Lors de l’appel aux résultats du 5 mai, le PDG de Strategy, Phong Le, a clairement indiqué que l’entreprise vendrait du Bitcoin lorsque cela serait avantageux pour sa situation financière. Michael Saylor, cofondateur, a précisé que Strategy pourrait vendre une partie de ses avoirs en Bitcoin pour financer un dividende, afin d’anticiper les attentes du marché.

À la date du 3 mai, Strategy détenait 818 334 BTC, soit une augmentation de 22 % depuis le début de l’année, pour une valeur de marché estimée à 64,14 milliards de dollars. Cette déclaration marque un changement de paradigme : la vente de Bitcoin n’est plus taboue, mais devient un levier financier stratégique.

Selon les dirigeants, Strategy vendra du Bitcoin si son ratio mNAV (valeur nette d’actif ajustée) descend en dessous de 1,22. À ce seuil, la vente de BTC pour distribuer des dividendes serait plus avantageuse que l’émission d’actions ordinaires. Saylor a souligné qu’avec une appréciation annuelle du Bitcoin ne serait-ce que de 2,3 %, les réserves actuelles permettraient de financer des dividendes « indéfiniment ». Même en cas de stagnation du prix du Bitcoin, les réserves suffiraient pour 43 ans de dividendes.

Cette approche marque une rupture avec le dogme du « ne jamais vendre » qui prévalait jusqu’alors. Désormais, les entreprises gèrent leurs réserves de Bitcoin comme des véhicules financiers flexibles, combinant achats, émissions d’actions, et ventes stratégiques. Les investisseurs, initialement attirés par ces sociétés en tant que « proxys Bitcoin » reposant sur la rareté et la pérennité, doivent désormais composer avec une réalité plus complexe.

Une tendance qui s’étend à d’autres acteurs

Plusieurs entreprises suivent désormais cette logique.
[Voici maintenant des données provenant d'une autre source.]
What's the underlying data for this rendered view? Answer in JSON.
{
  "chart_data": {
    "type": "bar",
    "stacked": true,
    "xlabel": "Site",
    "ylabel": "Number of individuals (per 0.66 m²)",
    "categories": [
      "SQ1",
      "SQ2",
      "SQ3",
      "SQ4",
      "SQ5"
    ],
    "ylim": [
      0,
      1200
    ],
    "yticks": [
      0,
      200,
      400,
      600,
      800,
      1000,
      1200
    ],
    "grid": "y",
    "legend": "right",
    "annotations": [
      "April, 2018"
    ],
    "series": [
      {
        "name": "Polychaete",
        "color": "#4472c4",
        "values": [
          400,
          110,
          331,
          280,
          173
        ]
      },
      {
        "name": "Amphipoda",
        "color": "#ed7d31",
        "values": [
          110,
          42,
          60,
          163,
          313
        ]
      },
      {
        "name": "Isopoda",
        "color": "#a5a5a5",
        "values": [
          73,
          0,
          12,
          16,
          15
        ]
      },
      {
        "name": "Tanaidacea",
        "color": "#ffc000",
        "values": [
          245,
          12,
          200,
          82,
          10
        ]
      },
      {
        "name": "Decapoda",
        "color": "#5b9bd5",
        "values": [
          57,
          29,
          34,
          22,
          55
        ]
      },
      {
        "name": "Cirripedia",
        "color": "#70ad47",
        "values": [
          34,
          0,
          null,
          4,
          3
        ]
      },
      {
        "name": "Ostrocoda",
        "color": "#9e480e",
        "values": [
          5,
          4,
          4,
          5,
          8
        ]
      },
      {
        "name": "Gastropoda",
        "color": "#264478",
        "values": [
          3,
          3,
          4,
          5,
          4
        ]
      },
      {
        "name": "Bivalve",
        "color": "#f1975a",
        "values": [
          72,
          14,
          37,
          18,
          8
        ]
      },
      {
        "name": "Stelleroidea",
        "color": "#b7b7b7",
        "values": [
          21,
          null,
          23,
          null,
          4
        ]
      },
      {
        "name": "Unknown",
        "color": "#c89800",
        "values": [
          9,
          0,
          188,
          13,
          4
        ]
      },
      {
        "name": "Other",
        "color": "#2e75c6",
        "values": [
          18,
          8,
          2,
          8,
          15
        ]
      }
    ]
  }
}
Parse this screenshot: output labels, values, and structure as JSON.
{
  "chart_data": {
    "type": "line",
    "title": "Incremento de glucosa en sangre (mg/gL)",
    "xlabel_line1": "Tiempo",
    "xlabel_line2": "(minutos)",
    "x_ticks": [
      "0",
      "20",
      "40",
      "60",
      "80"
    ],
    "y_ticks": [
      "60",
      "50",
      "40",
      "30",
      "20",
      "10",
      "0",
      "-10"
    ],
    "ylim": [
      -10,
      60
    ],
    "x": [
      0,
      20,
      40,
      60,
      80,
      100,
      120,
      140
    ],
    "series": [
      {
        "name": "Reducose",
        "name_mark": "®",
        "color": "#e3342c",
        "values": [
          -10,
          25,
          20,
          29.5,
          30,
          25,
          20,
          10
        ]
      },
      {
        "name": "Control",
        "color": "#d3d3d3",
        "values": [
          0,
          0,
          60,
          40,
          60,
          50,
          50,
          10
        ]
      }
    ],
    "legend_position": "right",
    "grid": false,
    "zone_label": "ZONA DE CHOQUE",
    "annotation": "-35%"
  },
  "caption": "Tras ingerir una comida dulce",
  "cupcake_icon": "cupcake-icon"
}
Sequans, par exemple, a enregistré une baisse de 24,8 % de son chiffre d’affaires au premier trimestre, pour atteindre 6,1 millions de dollars, tout en subissant une perte opérationnelle de 50,5 millions. La société a réalisé des pertes nettes de 11,7 millions de dollars grâce à la vente de Bitcoin, dont les fonds ont été utilisés pour rembourser une dette convertible et racheter des actions.

Au 31 mars, Sequans détenait 1 514 BTC, dont 1 217 BTC servaient de garantie pour une dette convertible de 66,2 millions. Un mois plus tard, ses réserves en Bitcoin étaient tombées à 1 114 BTC, avec seulement 817 BTC en garantie pour une dette de 35,9 millions due avant le 1er juin. Cette stratégie rappelle celle adoptée en novembre 2025, lorsque Sequans avait vendu 970 BTC pour réduire de moitié sa dette convertible, passant de 189 à 94,5 millions.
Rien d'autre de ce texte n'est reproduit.